2015-02-06

The Right Job for the Fool

via Wikimedia Commons
Why do I edit?

Why do I put myself through the wringer? Sometimes I scramble to find the time to edit before the deadline when my day job crushes my schedule. Sometimes I hit a brick wall and have no idea how to express what needs to happen to improve the manuscript. Sometimes I wait for a manuscript to arrive after clearing my schedule so I'll have time to focus on it. Sometimes my edits are flat-out wrong for the project.

These are hard situations to face, but I keep finding myself coming back to editing.

Editing isn't all rainbows and puppies. It's not like my red pen finds issues and flies off to mark them on its own. It's not sitting on a manuscript for "long enough" and giving feedback that your client wants to hear. It's not detailing spec changes and dictating things which are Absolutely Correct.

It's art.
It's politics.
It's work.
Sometimes it's hard work.
But it's about making things better than they already are.
It's helping people notice their own behaviors and questionable decisions.

And I find it tremendously satisfying.

What's the difference between a critic and an editor?
A critic tells you "This is crap."
An editor tells you "This is crap, but here's why it's crap, and here are some ideas to make it less crappy."

As an editor I get paid to ask questions, look at things from a different perspective, and tell the truth. I think that's awesome, and I keep coming back to it.

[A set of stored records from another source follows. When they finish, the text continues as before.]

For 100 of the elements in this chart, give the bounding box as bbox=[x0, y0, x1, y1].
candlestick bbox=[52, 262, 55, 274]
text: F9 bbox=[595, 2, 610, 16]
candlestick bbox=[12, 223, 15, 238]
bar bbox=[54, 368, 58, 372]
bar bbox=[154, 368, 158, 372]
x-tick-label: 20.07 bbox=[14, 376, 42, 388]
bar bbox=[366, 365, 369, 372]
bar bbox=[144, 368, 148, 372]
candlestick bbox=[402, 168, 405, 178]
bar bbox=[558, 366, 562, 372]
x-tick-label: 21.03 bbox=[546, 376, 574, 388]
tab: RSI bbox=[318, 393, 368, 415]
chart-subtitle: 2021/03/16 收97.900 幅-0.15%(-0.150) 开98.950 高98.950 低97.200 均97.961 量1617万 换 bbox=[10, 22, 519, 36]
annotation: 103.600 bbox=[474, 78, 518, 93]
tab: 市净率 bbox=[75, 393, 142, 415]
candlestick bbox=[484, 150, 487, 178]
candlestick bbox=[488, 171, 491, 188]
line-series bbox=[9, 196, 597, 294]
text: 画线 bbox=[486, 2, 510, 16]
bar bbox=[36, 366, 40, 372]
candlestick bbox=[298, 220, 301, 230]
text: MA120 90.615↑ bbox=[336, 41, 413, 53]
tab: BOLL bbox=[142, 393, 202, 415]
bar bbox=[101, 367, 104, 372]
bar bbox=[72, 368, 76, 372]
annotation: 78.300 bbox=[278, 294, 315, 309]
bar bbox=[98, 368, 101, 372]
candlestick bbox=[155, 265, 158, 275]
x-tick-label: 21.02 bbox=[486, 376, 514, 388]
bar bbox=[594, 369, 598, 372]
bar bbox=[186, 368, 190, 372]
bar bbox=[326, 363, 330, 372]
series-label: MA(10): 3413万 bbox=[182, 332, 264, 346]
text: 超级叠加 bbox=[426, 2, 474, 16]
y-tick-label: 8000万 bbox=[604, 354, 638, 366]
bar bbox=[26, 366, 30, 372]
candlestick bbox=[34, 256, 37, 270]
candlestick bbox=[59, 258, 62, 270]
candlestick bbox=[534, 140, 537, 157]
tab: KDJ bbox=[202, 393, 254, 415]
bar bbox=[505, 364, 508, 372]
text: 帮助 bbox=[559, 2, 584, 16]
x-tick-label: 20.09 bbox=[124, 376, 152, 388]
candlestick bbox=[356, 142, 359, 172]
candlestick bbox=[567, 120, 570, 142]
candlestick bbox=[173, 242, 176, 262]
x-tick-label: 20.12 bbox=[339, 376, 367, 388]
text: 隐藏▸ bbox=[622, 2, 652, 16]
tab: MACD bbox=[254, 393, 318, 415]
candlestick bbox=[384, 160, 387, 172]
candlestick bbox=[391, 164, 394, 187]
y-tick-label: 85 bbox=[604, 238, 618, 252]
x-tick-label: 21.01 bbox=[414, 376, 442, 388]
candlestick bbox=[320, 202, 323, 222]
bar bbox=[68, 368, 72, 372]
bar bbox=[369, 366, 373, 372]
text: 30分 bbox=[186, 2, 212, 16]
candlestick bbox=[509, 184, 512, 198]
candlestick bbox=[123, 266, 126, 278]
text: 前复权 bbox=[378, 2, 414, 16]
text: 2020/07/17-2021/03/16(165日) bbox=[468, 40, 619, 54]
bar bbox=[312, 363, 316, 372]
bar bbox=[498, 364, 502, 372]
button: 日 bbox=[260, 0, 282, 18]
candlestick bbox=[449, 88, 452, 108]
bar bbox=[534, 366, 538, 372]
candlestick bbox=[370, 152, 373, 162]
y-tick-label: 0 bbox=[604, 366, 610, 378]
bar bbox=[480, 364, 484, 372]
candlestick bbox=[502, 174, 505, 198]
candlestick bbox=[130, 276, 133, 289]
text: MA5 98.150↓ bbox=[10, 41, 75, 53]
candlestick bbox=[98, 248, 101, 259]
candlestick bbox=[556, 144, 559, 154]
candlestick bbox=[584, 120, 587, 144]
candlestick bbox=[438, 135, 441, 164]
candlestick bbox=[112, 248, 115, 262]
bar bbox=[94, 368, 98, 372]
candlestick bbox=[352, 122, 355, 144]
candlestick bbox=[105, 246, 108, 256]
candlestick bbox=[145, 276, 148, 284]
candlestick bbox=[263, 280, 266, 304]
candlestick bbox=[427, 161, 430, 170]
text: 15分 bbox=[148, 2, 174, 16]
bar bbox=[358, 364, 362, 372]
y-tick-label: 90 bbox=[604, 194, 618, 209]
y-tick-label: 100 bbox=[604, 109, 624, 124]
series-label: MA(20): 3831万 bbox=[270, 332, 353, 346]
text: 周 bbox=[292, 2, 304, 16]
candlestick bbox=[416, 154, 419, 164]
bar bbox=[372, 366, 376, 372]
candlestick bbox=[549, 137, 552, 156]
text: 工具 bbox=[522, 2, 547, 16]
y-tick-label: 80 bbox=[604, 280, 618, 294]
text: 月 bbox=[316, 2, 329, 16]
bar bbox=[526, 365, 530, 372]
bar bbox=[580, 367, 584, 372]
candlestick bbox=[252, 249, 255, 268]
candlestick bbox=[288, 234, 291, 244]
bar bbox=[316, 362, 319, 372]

I've done my share of screwing up, and I've gotten discouraged and frustrated. I've had my share of Impostor Syndrome. I'm sure I'll screw up and feel like a total fraud again and again, questioning if continuing to do this makes any kind of sense. But any work will do that to you.

New gigs provide new opportunities to make things better, to spit wisdom and drop bombs not through a mic but through notes on a page. New gigs are blank walls, and you're handing me a toolbox full of spray paint to make my mark. But when I'm done, all people will see is your artwork shining brighter than it did before.

I don't get bored with it. I don't get tired of it. Heck, there are times I don't care if I get paid for it.

I love doing the work, hard times and all. It excites me. It feeds me and makes me feel useful, even if only one person ever knows the impact I had.

And I'm thankful.

To everyone I've worked with over the past 2+ years:
Thank you for trusting me with your infant ideas, swaddled in electrons and paper.
Thank you for asking for the truth, and for accepting feedback with grace.
Thank you for letting me be a partner in your creative process.